Immer mehr Suchanfragen führen zu keinen Klicks. Das klingt überraschend – und ist ein unbehaglicher Trend.

Bei Google vollzieht sich ein schleichender Trend: Zunehmend passiert es, dass man über Google nicht zu anderen Websites kommt. Stattdessen sucht man etwas und bekommt die passende Antwort bereits von der Suchmaschine eingeblendet. Man muss also gar nicht mehr auf eine Website klicken. Das nennt man „Null-Klick-Suchen“. Ein Beispiel: Wenn Sie „wetter klagenfurt“ eingeben, müssen Sie nicht auf Sites wie wetter.orf.at klicken. Google zeigt Ihnen die Wettervorschau ohnehin im Fenster an. Wenn Sie „20 USD in EUR“ eintippen, dann sagt Ihnen Google, dass 20 US-Dollar umgerechnet rund 18 Euro sind. Auch hierfür müssen Sie keine weitere Website aufrufen. Und auch Wikipedia muss oft nicht angeklickt werden, weil Google ohnehin die ersten Sätze von Einträgen anzeigt.
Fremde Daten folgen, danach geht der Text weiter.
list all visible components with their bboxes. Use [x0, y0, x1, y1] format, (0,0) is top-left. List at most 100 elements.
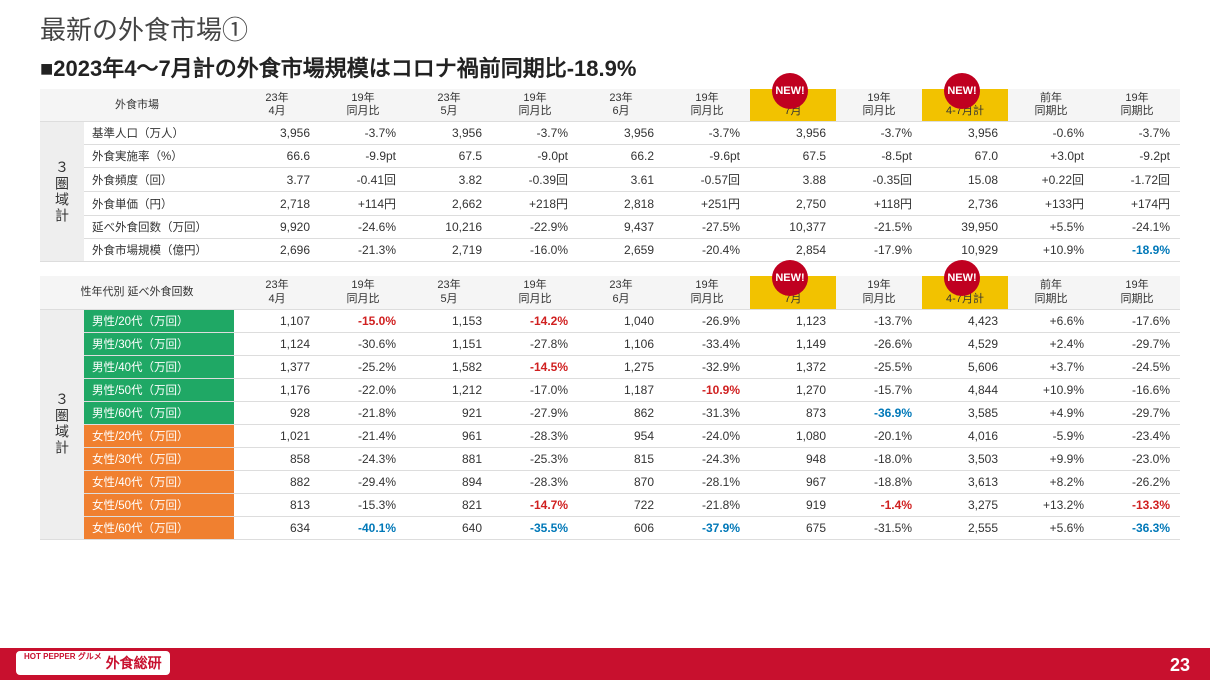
- cell: -21.3%: [320, 239, 406, 262]
- cell: 881: [406, 447, 492, 470]
- cell: -14.2%: [492, 309, 578, 332]
- cell: 954: [578, 424, 664, 447]
- cell: -24.3%: [320, 447, 406, 470]
- cell: 3,613: [922, 470, 1008, 493]
- cell: 4,016: [922, 424, 1008, 447]
- cell: -15.7%: [836, 378, 922, 401]
- cell: +3.0pt: [1008, 145, 1094, 168]
- cell: -5.9%: [1008, 424, 1094, 447]
- row-label: 外食実施率（%）: [84, 145, 234, 168]
- col-header: 19年同月比: [664, 89, 750, 122]
- cell: 1,106: [578, 332, 664, 355]
- cell: -0.39回: [492, 168, 578, 192]
- cell: -3.7%: [836, 122, 922, 145]
- cell: 67.5: [750, 145, 836, 168]
- cell: 1,021: [234, 424, 320, 447]
- cell: 67.5: [406, 145, 492, 168]
- table-corner: 外食市場: [40, 89, 234, 122]
- cell: -24.0%: [664, 424, 750, 447]
- cell: 10,929: [922, 239, 1008, 262]
- cell: 921: [406, 401, 492, 424]
- row-label: 延べ外食回数（万回）: [84, 216, 234, 239]
- logo: HOT PEPPER グルメ 外食総研: [14, 649, 172, 677]
- table-demographics: 性年代別 延べ外食回数23年4月19年同月比23年5月19年同月比23年6月19…: [40, 276, 1180, 539]
- cell: -21.4%: [320, 424, 406, 447]
- col-header: 19年同月比: [664, 276, 750, 309]
- page-title: 最新の外食市場①: [0, 0, 1210, 51]
- cell: -37.9%: [664, 516, 750, 539]
- col-header: 19年同月比: [320, 89, 406, 122]
- cell: 640: [406, 516, 492, 539]
- cell: -22.9%: [492, 216, 578, 239]
- cell: 1,153: [406, 309, 492, 332]
- col-header: 23年6月: [578, 89, 664, 122]
- cell: 3,956: [234, 122, 320, 145]
- cell: 928: [234, 401, 320, 424]
- cell: -9.0pt: [492, 145, 578, 168]
- cell: +5.5%: [1008, 216, 1094, 239]
- cell: -18.8%: [836, 470, 922, 493]
- row-label: 女性/30代（万回）: [84, 447, 234, 470]
- cell: -3.7%: [664, 122, 750, 145]
- cell: -25.2%: [320, 355, 406, 378]
- cell: -3.7%: [492, 122, 578, 145]
- cell: 66.2: [578, 145, 664, 168]
- cell: 1,123: [750, 309, 836, 332]
- cell: -36.3%: [1094, 516, 1180, 539]
- cell: 10,216: [406, 216, 492, 239]
- cell: 1,582: [406, 355, 492, 378]
- cell: -14.7%: [492, 493, 578, 516]
- cell: -24.1%: [1094, 216, 1180, 239]
- table-1-wrap: NEW! NEW! 外食市場23年4月19年同月比23年5月19年同月比23年6…: [40, 89, 1190, 262]
- cell: -22.0%: [320, 378, 406, 401]
- cell: 1,212: [406, 378, 492, 401]
- cell: -9.6pt: [664, 145, 750, 168]
- cell: +10.9%: [1008, 378, 1094, 401]
- cell: 3.88: [750, 168, 836, 192]
- cell: -1.72回: [1094, 168, 1180, 192]
- cell: 948: [750, 447, 836, 470]
- cell: 870: [578, 470, 664, 493]
- cell: -24.5%: [1094, 355, 1180, 378]
- cell: +5.6%: [1008, 516, 1094, 539]
- page-number: 23: [1170, 655, 1190, 676]
- table-2-wrap: NEW! NEW! 性年代別 延べ外食回数23年4月19年同月比23年5月19年…: [40, 276, 1190, 539]
- cell: -36.9%: [836, 401, 922, 424]
- cell: -32.9%: [664, 355, 750, 378]
- cell: -21.5%: [836, 216, 922, 239]
- cell: 894: [406, 470, 492, 493]
- cell: 3,275: [922, 493, 1008, 516]
- cell: -17.9%: [836, 239, 922, 262]
- cell: 2,719: [406, 239, 492, 262]
- cell: -17.6%: [1094, 309, 1180, 332]
- col-header: 23年5月: [406, 276, 492, 309]
- cell: +8.2%: [1008, 470, 1094, 493]
- cell: -35.5%: [492, 516, 578, 539]
- col-header: 19年同期比: [1094, 276, 1180, 309]
- col-header: 19年同月比: [836, 89, 922, 122]
- cell: -16.6%: [1094, 378, 1180, 401]
- cell: -27.8%: [492, 332, 578, 355]
- cell: +3.7%: [1008, 355, 1094, 378]
- cell: -26.6%: [836, 332, 922, 355]
- cell: -13.3%: [1094, 493, 1180, 516]
- cell: 1,040: [578, 309, 664, 332]
- cell: 66.6: [234, 145, 320, 168]
- cell: 1,275: [578, 355, 664, 378]
- cell: +114円: [320, 192, 406, 216]
- cell: -10.9%: [664, 378, 750, 401]
- cell: -3.7%: [320, 122, 406, 145]
- cell: -16.0%: [492, 239, 578, 262]
- cell: 2,718: [234, 192, 320, 216]
- cell: -17.0%: [492, 378, 578, 401]
- row-label: 男性/50代（万回）: [84, 378, 234, 401]
- row-label: 男性/40代（万回）: [84, 355, 234, 378]
- cell: -8.5pt: [836, 145, 922, 168]
- cell: +133円: [1008, 192, 1094, 216]
- cell: -26.9%: [664, 309, 750, 332]
- row-label: 男性/20代（万回）: [84, 309, 234, 332]
- cell: 2,696: [234, 239, 320, 262]
- cell: -15.0%: [320, 309, 406, 332]
- cell: 2,854: [750, 239, 836, 262]
- cell: 862: [578, 401, 664, 424]
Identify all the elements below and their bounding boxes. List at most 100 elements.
Mehr als 90 Prozent des Marktes nimmt Google ein.

Für Betreiber anderer Websites ist das ein besorgniserregender Trend: Sie sind darauf angewiesen, dass Google ihnen User bringt. Doch jede zweite Suche auf Google führt mittlerweile zu keinen Klicks. Das berechnet das Marktanalyseunternehmen Jumpshot für die USA. Für Medienhäuser, Wetter-Websites und andere Informationsdienste im Netz ist das eine schlechte Nachricht: Denn diese Sites sind von den Zugriffen über Google abhängig. Mehr als 90 Prozent des Marktes nimmt Google ein. All das ruft Bedenken hervor, ob das dominante Unternehmen fair genug mit kleineren Websites umgeht. Offensichtlich arbeitet der Suchmaschinenriese daran, immer mehr Information selbst zu liefern – das ist praktisch für den Benutzer, aber es wirft ernsthafte Fragen für den Pluralismus und die Überlebensfähigkeit kleinerer Websites auf.